The average length of an NFL opportunity is only 3.5 years. 65% of players leave the game with permanent injuries. By only 2 years into retirement, 78% of NFL players have gone bankrupt or are under financial stress. Similarly, within 5 years of retirement, an estimated 60% of former NBA players are broke. (Sports Illustrated 03/23/2009)

This really is not new information for me. Over the 25 years of my professional life as a financial planner, I’ve read many studies of what the documentary called The Sudden Wealth Effect. In the past I’ve seen a similar study of why a large percentage of lottery winners eventually go bankrupt, and I’m sure many of the same explanations apply to professional athletes.

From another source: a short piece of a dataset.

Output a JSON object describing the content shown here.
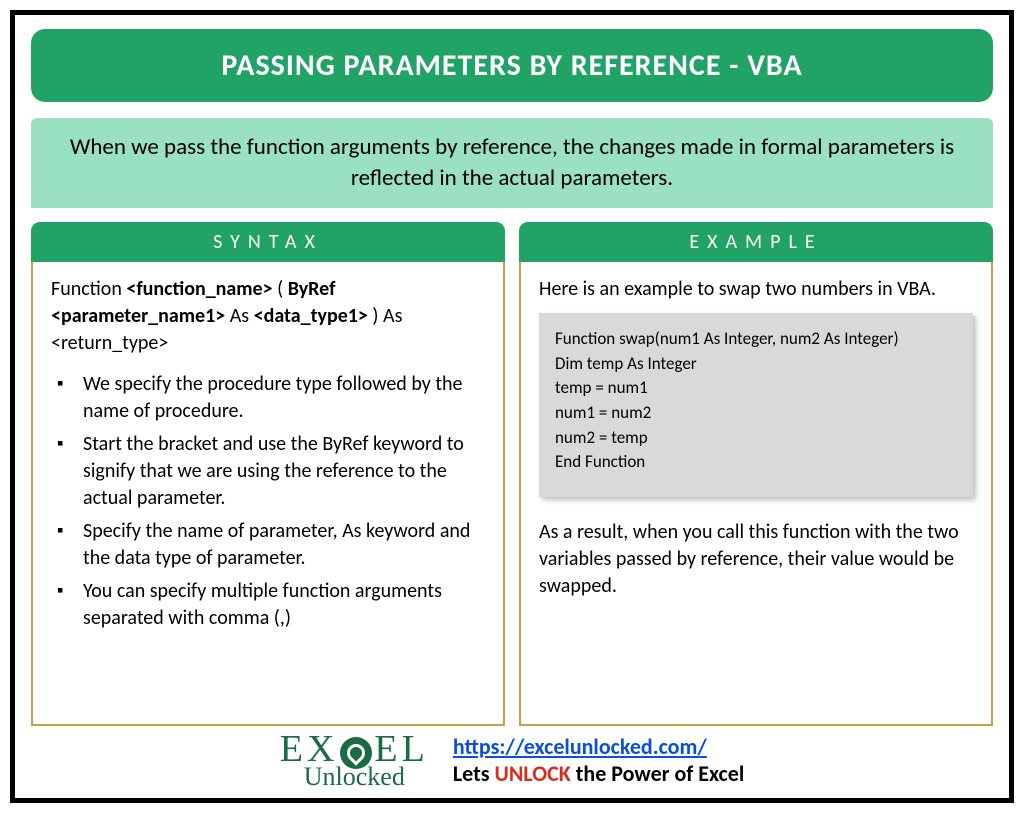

In this ESPN special, they cited many reasons why players are ill equipped to handle the sudden wealth that occurs upon entry into professional athletics. Generally speaking, most come from the lower middle class on down to poverty level and don’t have the money skills to plan for their investments. They are naturally drawn to investments that are sexy versus safe. Many put their money in the hands of agents who are not financially savvy either. The best explanation I heard in the show was that the NFL or NBA (or for that matter a movie career, hit TV series, or bestselling album or book) is an opportunity, not a career. In each of those examples, people are given a limited amount of time to earn big bucks, but it’s unlikely that it will be forever.

People that experience sudden windfalls, can also succumb to similar downfalls. The chapter titled Windfalls and Excess Income in my book, It’s Just Money, So Why Does It Cause So Many Problems?; details stories about salespeople who had a banner year of earnings and people who came into an inheritance or business windfall that could have made a serious impact on their future financial success, but instead, frittered the money away.

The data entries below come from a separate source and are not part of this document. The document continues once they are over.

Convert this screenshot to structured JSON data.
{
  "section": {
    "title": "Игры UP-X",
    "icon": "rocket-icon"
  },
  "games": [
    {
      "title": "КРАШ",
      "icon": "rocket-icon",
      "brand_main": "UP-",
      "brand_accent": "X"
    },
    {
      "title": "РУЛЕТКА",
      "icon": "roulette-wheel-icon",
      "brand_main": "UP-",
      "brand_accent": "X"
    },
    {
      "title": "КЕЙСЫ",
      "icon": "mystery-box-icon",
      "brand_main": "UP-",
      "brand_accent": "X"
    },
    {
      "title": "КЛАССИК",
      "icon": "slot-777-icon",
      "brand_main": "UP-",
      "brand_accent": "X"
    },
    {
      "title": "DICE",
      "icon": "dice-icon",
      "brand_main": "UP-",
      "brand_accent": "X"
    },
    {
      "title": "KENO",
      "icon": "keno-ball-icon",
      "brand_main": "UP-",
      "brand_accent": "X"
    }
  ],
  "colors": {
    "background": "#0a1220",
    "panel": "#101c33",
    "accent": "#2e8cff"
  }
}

There is a tendency for anyone who experiences a significant increase in earnings to believe that this is going to continue indefinitely. That is in essence, the big mistake. Perhaps you will be one of the lucky ones to experience a long-term run of significant financial success. But if you are more like a professional athlete, where it’s a short period of time, you might miss the opportunity to capitalize on those earnings for your future. The even bigger mistake is leveraging a future on the necessity of those increased earnings to maintain that lifestyle. This is where people tend to go broke.

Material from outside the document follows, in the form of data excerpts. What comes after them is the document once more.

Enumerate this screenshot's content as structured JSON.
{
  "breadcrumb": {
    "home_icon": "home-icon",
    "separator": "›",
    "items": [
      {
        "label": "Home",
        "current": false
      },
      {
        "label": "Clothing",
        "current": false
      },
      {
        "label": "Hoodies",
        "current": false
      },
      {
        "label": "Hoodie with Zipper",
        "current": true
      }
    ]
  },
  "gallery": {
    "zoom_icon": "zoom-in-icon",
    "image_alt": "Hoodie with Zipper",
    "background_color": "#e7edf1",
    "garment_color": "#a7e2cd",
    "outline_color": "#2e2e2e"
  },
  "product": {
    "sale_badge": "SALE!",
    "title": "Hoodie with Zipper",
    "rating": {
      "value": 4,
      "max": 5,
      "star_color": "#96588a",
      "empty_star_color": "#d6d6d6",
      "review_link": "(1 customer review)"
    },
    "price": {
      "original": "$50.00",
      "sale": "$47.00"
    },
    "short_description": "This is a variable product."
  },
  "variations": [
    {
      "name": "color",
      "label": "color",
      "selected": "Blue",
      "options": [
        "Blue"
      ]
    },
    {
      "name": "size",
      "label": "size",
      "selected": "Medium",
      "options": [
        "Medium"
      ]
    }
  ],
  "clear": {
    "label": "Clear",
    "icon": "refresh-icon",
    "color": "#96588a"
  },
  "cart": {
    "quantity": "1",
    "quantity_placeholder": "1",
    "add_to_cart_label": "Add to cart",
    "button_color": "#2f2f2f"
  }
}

In so many instances it comes down to the fact that as Americans, we simply like to spend. We feel entitled to nicer things, we feel compelled to “Keep up with the Joneses”, and quite frankly, spending is more fun than saving. This generation, unlike those of the past, is more about living in the moment, versus worrying about the future.

But as a Financial Planner, totally invested in helping my clients get to a point of financial independence, it’s been a bitter pill to swallow. One of my most challenging situations is watching people I know struggling financially, that could have made better financial decisions along the way to prevent the situation they are currently in.